Warrant Certificate No. «warrant_no»
MANAGING DEALER WARRANTS TO PURCHASE «issued» SHARES OF COMMON STOCK
OCULUS INNOVATIVE SCIENCES, INC.
INCORPORATED UNDER THE LAWS
OF THE STATE OF CALIFORNIA
This certifies that, for value received,«holder», the registered holder hereof or assigns (the “Warrantholder”), is entitled to purchase from OCULUS INNOVATIVE SCIENCES, INC. (the “Company”), at any time prior to: (1) the second anniversary of the completion of an Initial Public Offering by the Company, or (2) a liquidation, merger, acquisition, sale of voting control or sale of substantially all of the assets of the Company in which the shareholders of the Company do not own a majority of the outstanding shares of the surviving corporation, at the purchase price per share of «price» (the “Warrant Price”), the number of Shares of Common Stock of the Company set forth above (the “Shares”). The number of Shares issuable upon exercise of each Warrant evidenced hereby and the Warrant Price shall be subject to adjustment from time to time as set forth in the Managing Dealer Agreement referred to below.
The Warrants evidenced hereby represent the right to purchase an aggregate of up to «issued» Shares, subject to certain adjustments, and are issued under and in accordance with a Managing Dealer Warrant Agreement, dated as of October 27, 2005 (the “Managing Dealer Warrant Agreement”), between the Company and Brookstreet Securities Corporation and are subject to the terms and provisions contained in the Managing Dealer Warrant Agreement, all of which the Warrantholder by acceptance hereof consents. All capitalized terms in this Warrant Certificate, to the extent not otherwise defined herein, shall have the meaning assigned to such terms in the Managing Dealer Warrant Agreement.
The Warrants evidenced hereby may be exercised in whole or in part by presentation of this Warrant Certificate with the Purchase Form attached hereto duly executed (with a signature guarantee as provided thereon) and simultaneous payment of the Warrant Price at the principal office of the Company. Payment of such price shall be made by the Warrantholder in cash, by check, or any combination thereof.
Upon any partial exercise of the Warrants evidenced hereby, there shall be signed and issued to the Warrantholder a new Warrant Certificate in respect of the Shares as to which the Warrants evidenced hereby shall not have been exercised.
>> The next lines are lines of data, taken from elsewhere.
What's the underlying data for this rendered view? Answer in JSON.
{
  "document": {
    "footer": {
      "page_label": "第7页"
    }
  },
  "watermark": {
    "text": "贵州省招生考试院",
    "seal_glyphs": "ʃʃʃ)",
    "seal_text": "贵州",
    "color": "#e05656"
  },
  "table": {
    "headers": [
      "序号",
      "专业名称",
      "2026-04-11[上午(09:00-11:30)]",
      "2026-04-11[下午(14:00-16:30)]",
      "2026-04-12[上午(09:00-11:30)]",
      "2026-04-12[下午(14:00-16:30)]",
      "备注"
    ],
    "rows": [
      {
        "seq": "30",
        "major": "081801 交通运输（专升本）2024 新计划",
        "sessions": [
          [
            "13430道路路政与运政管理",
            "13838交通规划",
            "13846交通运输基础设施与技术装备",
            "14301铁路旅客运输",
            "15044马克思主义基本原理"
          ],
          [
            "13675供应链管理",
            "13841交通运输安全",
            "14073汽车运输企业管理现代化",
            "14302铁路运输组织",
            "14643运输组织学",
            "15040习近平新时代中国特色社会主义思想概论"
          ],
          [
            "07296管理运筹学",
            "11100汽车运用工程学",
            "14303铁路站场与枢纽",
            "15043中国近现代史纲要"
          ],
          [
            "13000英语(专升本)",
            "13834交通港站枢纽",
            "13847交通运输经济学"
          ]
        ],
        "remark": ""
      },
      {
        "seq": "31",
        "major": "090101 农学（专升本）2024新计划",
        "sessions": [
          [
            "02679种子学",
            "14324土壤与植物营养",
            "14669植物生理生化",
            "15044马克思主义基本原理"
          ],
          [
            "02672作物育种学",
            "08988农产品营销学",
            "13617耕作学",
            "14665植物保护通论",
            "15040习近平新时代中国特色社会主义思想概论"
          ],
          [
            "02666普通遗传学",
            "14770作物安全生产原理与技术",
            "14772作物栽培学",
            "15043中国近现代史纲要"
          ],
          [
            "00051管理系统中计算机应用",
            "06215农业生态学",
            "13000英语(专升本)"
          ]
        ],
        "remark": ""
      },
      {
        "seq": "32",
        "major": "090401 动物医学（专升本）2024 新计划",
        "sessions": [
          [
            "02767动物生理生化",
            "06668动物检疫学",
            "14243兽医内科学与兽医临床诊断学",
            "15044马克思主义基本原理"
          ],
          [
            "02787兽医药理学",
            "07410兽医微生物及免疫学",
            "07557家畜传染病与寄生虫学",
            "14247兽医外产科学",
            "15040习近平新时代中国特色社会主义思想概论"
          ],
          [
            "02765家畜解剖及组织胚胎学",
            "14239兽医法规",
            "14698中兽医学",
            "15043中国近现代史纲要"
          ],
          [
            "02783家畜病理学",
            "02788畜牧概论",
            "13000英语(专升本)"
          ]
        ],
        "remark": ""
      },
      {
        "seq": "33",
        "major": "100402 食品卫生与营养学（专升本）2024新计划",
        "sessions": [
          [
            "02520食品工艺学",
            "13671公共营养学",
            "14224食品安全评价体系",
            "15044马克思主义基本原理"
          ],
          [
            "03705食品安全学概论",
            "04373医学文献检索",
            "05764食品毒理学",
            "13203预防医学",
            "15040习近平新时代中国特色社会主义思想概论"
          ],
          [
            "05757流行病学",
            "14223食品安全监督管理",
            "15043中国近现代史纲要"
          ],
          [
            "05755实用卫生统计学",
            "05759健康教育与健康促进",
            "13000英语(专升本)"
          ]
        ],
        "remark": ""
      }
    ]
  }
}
These Warrants may be exchanged at the office of the Company by surrender of this Warrant Certificate properly endorsed for one or more new Warrants of the same aggregate number of Shares as evidenced by the Warrant or Warrants exchanged. No fractional Shares of Common Stock will be issued upon the exercise of rights to purchase hereunder, but the Company shall pay the cash value of any fraction upon the exercise of one or more Warrants. These Warrants are transferable at the office of the Company in the manner and subject to the limitations set forth in the Managing Dealer Warrant Agreement.
This Warrant Certificate does not entitle any Warrantholder to any of the rights of a stockholder of the Company unless and until the Warrantholder exercises its rights to purchase Shares hereunder.